Can anyone suggest scpirt that doing this job properly.
PS. Speed is no matter.
D3C0D3R
2nd July 2010, 13:48
>>If you post an example clip
ok, here it is small sample
http://www.mediafire.com/?yynhmtuyoty
it has blend frames - i wanna detect it and replace by given me MVFlow frames
i dont wanna post my script - it very ugly
pbristow
2nd July 2010, 21:37
Hi D3C0D3R,
If you post the script you're using, then people can look at it and suggest what might need changing. If you post an example clip, showing the problem you're trying to fix, then people can analyses it and give you suggestions how to process it. But without either of these things, there really is no useful way to answer your question, which is probably why no one answered. :)
Didée
7th July 2010, 13:31
Difficult case. 24p was blend-converted to 25p ... not with "full blending" like "ConvertFPS()" does (blending all frames with sliding linear weighting), but rather with "partial blending" like BlendFPS(aperture=~0.25) does.

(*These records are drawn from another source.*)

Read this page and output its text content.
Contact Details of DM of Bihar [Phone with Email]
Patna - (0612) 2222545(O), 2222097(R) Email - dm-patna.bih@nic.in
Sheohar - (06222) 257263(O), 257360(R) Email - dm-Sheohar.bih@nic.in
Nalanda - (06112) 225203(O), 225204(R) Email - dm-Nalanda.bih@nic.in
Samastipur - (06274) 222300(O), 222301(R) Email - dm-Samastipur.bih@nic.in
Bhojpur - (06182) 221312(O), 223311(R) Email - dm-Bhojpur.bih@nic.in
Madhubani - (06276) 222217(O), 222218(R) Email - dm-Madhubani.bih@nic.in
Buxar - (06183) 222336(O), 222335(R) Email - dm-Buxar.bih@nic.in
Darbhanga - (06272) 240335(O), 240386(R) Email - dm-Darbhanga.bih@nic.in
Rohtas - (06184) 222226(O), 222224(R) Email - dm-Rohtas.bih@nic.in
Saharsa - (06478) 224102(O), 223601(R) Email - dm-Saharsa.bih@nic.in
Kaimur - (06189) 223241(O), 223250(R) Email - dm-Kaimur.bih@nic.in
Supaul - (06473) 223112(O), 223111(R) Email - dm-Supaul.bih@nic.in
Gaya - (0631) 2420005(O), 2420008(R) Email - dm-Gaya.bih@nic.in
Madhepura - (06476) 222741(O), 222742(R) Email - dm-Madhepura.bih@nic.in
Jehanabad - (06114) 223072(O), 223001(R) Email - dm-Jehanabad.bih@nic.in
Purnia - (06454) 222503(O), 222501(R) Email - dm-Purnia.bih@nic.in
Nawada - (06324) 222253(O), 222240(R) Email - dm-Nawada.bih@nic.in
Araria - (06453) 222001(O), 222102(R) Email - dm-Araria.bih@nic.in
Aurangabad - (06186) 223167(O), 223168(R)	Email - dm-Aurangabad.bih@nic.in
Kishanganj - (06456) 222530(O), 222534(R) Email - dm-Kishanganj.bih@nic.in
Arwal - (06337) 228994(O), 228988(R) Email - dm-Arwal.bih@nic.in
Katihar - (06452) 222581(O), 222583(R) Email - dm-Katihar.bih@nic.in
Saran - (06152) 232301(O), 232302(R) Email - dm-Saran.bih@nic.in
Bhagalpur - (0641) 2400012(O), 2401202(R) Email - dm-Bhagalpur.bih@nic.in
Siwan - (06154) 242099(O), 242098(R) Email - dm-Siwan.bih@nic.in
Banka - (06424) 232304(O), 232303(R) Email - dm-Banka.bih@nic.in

Basically, each original 12-frame-sequence
A B C D E F G H I J K L
has become
A B C D E EF FG GH H I J K L
You'll surely have big fun with restoring that. :D
dansrfe
7th July 2010, 18:41
I guess the ideal way for them to have done 24p to 25p would have been AssumeFPS().
Lyle_JP
7th July 2010, 22:28
SRestore(24) (http://avisynth.org/mediawiki/Srestore) is your best bet with this kind of material. Use AssumeFPS(23.976) afterwards to keep NTSC compatibility.
Didée
8th July 2010, 00:51
Srestore is neither designed to, nor can it handle restoring consecutive blendings with sliding weightings.
Basically it's a job for RestoreFPS (by mg262), but IIRC that is laid out for fully linear sliding weightings ala ConvertFPS.
For the case presented here, there is no out-of-the-box tool available.
EuropeanMan
8th July 2010, 02:31
^ how would one subtract E?
poisondeathray
8th July 2010, 02:39
maybe I'm missing something obvious, but why not attempt on the original source with untouched fields ?
D3C0D3R
8th July 2010, 08:09
Difficult case. 24p was blend-converted to 25p ... You'll surely have big fun with restoring that.
thanx for explaining what they do ...
yeah )). i tried to write script, i use search, i tried script again, i used search again and again - fail. so i post it here.
maybe I'm missing something obvious, but why not attempt on the original source with untouched fields ?
because the original fields contains such rubbish blending by itself :((
I guess the ideal way for them to have done 24p to 25p would have been AssumeFPS()
I guess they shouldn't to sell people such crap :mad:
EuropeanMan
8th July 2010, 19:06
^ usually the worst of the blends come at scene changes :( truly wish i could fix those...but since you have 1 sort of clean frame before and a SEPARATE clean frame following the blended one...nothing to compare to to UNBLEND that particular frame.